Georges Eugène Haussmann was born Paris in 1809. He was a supporter of Louis-Napoléon Bonaparte, who named him Prefect of the Seine Department in 1853. During his time as Prefect, he carried out a massive renovation of Paris. Napoleon III, who had been impressed by London's modern city planning and hygiene, wanted to transform Paris, a city that remained essentially medieval, into a capital just as prestigious, modern, and functional as the English one.
The two men substituted extensive avenues and boulevards for the old, dark, easily-barricaded narrow streets. This had a political as well as an aesthetic function. By protecting the city from future insurrections, these public works contributed to the pacification of Paris.
Under the Second Empire, Paris was rebuilt according to a whole new street plan. Haussmann transformed Paris, isolating its many monuments to make them stand out magnificently.
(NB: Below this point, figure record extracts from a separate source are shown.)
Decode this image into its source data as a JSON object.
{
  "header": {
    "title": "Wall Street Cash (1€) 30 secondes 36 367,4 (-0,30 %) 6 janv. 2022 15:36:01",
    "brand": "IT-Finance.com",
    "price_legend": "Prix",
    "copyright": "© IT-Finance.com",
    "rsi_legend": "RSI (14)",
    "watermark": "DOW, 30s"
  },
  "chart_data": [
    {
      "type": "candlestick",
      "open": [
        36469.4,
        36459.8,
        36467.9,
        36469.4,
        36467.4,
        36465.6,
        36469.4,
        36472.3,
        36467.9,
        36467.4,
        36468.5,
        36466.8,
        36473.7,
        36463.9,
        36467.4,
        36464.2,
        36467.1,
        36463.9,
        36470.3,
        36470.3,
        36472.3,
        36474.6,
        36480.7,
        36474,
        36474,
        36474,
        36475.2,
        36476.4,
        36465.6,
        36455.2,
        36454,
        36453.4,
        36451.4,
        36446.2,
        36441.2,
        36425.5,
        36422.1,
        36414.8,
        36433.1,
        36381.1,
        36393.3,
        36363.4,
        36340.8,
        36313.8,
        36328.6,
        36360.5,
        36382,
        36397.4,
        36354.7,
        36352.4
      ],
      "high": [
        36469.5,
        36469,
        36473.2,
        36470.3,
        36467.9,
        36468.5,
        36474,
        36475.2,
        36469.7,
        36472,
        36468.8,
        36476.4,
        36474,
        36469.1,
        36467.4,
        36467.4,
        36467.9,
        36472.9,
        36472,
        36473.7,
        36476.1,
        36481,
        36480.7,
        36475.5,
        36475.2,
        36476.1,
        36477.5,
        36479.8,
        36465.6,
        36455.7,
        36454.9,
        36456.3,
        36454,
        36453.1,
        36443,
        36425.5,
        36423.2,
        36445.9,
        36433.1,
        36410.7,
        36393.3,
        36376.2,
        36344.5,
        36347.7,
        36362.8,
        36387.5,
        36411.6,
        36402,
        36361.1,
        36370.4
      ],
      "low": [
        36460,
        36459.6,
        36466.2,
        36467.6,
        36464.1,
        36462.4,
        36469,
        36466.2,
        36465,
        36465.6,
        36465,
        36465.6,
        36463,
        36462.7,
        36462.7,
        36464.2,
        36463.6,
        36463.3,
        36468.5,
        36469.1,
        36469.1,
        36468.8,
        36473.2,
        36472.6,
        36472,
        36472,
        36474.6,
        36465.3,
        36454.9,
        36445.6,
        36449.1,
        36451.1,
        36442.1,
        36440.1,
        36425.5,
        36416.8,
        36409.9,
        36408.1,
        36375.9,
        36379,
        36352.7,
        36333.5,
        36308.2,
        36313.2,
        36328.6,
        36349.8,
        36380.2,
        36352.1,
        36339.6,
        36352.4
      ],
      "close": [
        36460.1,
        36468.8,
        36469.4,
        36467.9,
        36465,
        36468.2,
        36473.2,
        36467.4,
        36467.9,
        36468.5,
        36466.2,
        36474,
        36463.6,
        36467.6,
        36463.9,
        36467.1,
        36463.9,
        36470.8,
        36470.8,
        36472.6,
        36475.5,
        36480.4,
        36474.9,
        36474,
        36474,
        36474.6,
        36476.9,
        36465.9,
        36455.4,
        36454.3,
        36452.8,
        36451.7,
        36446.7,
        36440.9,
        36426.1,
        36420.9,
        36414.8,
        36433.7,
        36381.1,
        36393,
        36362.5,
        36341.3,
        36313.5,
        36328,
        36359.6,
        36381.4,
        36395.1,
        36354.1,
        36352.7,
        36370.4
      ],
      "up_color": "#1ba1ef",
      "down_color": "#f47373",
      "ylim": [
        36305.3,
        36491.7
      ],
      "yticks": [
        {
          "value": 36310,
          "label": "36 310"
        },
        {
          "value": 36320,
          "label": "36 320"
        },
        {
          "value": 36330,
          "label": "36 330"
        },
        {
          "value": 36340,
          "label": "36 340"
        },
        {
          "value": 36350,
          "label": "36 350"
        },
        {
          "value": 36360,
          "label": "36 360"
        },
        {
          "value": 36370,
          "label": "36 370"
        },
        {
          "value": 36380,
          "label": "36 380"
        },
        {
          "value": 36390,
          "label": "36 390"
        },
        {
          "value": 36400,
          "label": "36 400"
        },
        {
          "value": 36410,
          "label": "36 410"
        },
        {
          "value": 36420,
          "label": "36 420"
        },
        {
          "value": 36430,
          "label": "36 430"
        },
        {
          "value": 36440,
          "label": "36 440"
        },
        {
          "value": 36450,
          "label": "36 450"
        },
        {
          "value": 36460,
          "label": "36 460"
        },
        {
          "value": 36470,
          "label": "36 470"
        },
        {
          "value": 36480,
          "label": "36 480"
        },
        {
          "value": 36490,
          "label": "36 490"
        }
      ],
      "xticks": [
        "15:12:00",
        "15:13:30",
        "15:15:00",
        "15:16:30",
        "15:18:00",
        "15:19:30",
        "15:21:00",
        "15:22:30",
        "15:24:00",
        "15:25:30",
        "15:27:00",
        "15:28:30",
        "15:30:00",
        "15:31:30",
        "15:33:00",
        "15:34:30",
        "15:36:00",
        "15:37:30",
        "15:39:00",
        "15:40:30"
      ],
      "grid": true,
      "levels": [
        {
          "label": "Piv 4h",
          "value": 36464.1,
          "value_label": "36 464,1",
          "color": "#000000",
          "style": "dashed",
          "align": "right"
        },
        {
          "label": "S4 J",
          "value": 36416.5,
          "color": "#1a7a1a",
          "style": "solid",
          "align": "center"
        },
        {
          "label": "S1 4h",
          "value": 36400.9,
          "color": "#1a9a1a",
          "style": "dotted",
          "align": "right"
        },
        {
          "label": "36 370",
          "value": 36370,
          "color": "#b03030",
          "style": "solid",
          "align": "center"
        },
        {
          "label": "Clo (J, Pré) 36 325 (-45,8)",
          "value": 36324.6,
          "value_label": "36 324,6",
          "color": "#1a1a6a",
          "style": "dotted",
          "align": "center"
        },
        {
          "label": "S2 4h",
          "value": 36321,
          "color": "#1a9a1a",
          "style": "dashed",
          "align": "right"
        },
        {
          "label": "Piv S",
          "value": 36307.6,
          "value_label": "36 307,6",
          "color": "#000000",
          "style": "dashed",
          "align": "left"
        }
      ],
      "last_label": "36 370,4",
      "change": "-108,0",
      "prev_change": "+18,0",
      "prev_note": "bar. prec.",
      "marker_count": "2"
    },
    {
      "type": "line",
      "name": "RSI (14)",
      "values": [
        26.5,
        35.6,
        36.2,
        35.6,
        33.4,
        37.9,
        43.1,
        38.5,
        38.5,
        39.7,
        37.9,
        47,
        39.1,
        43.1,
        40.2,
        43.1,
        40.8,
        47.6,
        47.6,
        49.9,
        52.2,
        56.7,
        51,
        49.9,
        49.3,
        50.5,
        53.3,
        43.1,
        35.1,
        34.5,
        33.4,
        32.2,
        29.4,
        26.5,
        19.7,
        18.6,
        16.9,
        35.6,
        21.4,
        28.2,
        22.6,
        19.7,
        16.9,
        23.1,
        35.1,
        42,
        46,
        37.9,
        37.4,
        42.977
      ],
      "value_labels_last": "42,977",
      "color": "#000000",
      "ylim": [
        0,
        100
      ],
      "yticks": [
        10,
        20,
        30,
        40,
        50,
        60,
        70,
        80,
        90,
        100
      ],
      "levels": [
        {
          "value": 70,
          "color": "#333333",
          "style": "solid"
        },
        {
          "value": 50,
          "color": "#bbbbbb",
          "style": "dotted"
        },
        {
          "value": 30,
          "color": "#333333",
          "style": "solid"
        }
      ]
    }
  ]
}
For example, the avenue de l'Opéra was constructed in such a way that it leads the eye to the Opéra Garnier, inaugurated in 1874.
Moreover, the Emperor and the Prefect created parks and public gardens across the city, including the Bois de Boulogne and the Bois de Vincennes. The entire sewer system was made healthier. Napoleon III wanted to develop direct and practical transportation throughout the city. New train stations were built, situated around the old city, and connected to one another by long streets.
Haussmann turned medieval Paris into the modern French capital that it is today, by making it more functional, clean, and modern, and by giving it its modern-day aesthetic that is known and admired around the World, with its vast avenues and boulevards, its open places adorned with statues, its splendid monuments, and its serried ranks of identical, six-story buildings.